Ryan Lee

Ryan Lee: The devil wears muscle tees

“No fats, no fems” – one of the most tyrannical phrases in gay online dating – is now a motto for American Nazis. Except, a little bit of fem is OK for the white supremacists, specifically form-fitting jeans and T-shirts that create the optical illusion of one’s dick and arm muscles being larger than they are.

“We have to be hip and we have to be sexy,” Andrew Anglin, editor of the racist website Daily Stormer, wrote before he and his henchmen infested Charlottesville, Virginia. “Continued obesity should not be tolerated.”

After daydreaming about the ideal Aryan male body, Anglin’s “Queer Eye for the Racist Guy” offers fashion tips for fascists, imploring men to sport tighter clothing. You can practically feel Anglin’s eye-roll as he writes, “The worst look ever is a baggy T-shirt.”

“Wear fitted T-shirts, where the sleeve goes to the middle of your bicep,” he continues. If there’s any doubt Anglin was thinking about Nazi penises while penning his fasci-nista manifesto, he concludes about T-shirts, “It should not hang lower than [the] base of your member.”

If only Anglin could find an unmarried, woman-hating, childless, 30-something-year-old man such as himself to make sure his shirt-length-to-dick-base standards are adhered to. I’m not suggesting all Nazis are closet cases, or trying to use homosexuality to emasculate Anglin, but my gaydar detects the kind of pint-sized big man who would yield a tiki torch at a white pride bonfire while steadily checking his cell phone for responses to his Craigslist post seeking BBC.

Anglin’s tips are intended as marketing, believing average Americans are willing to embrace a homegrown fascist who looks more like Terry Bollea (aka Hulk Hogan in street clothes) than the bald, pasty outcast that usually comes to mind when we think of white supremacists. Still, his guidelines read like they were copy-and-pasted from the conflicted Grindr profile of someone looking for a masc/bttm who’s ready to take 2.5 inches of white power.

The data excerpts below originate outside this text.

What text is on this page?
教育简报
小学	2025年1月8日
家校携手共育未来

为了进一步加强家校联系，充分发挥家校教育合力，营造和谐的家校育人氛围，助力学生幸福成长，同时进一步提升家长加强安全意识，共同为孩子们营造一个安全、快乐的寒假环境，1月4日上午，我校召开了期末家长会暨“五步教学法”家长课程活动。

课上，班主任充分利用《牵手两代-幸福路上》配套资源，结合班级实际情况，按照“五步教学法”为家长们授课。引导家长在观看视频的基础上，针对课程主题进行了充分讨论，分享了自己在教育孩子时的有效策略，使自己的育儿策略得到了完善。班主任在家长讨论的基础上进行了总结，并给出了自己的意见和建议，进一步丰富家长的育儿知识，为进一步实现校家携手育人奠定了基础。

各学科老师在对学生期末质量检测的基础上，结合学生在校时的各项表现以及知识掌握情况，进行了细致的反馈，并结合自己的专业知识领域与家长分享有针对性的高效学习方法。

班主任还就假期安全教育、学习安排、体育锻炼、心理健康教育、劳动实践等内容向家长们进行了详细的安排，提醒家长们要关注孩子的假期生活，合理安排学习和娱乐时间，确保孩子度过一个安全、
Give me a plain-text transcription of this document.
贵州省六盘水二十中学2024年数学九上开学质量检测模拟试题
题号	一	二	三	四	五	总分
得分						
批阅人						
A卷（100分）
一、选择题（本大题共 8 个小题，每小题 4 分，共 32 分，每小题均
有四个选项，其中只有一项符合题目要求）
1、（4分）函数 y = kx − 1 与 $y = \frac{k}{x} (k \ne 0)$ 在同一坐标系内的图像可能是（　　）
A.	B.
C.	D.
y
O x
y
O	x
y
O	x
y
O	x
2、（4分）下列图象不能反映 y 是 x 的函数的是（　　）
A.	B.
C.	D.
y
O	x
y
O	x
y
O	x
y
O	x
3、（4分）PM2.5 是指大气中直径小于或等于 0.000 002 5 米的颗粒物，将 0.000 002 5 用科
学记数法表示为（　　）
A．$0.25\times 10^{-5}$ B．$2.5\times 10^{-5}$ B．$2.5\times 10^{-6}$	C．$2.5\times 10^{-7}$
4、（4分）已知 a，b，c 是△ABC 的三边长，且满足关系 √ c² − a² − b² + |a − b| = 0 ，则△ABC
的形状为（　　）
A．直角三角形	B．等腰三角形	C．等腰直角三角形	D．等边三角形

After dress rehearsals at Adolf Trump’s campaign rallies, American Nazis debuted their modernized hatred in Charlottesville, and based on the photos and videos from the weekend, few heeded Anglin’s call for fasci chic. Instead, many wore the khakis and white polo shirts favored by their continuously obese leader, and they brought the violence and thuggery we thought we defeated in World War II.

It’s easy and obvious to blame Trump for how emboldened racists feel in this country. The patriots in Virginia felt so encouraged to own their bigotry that they treated Klan robes as too politically correct, and marched through town with their pasty, outcast faces uncovered and unbowed.

But white supremacy is America’s herpes, and the Trumpism seen in Charlottesville was nothing but the most recent flare-up. While it’s sad to think this illness is incurable, it hurts even more to know this country has barely ever tried to treat it.

Around the time a domestic terrorist was plowing his car into a crowd of counter-protestors, a friend was telling me about his summer in Berlin, where the streets are peppered with homages to the atrocities that took place in that city and country. The Germans are as committed to recognizing and learning from their mistakes as Americans have been to moving on from ours.

In neither our landscape nor our culture are their tributes or atonements for slavery, the Trail of Tears, the internment of Japanese Americans or any of the countless evils perpetuated for the benefit of white America. Instead, we have statues and engraved mountains for the traitors and losers; we honor what they fought for, which is one of the reasons the United States is forever fighting itself.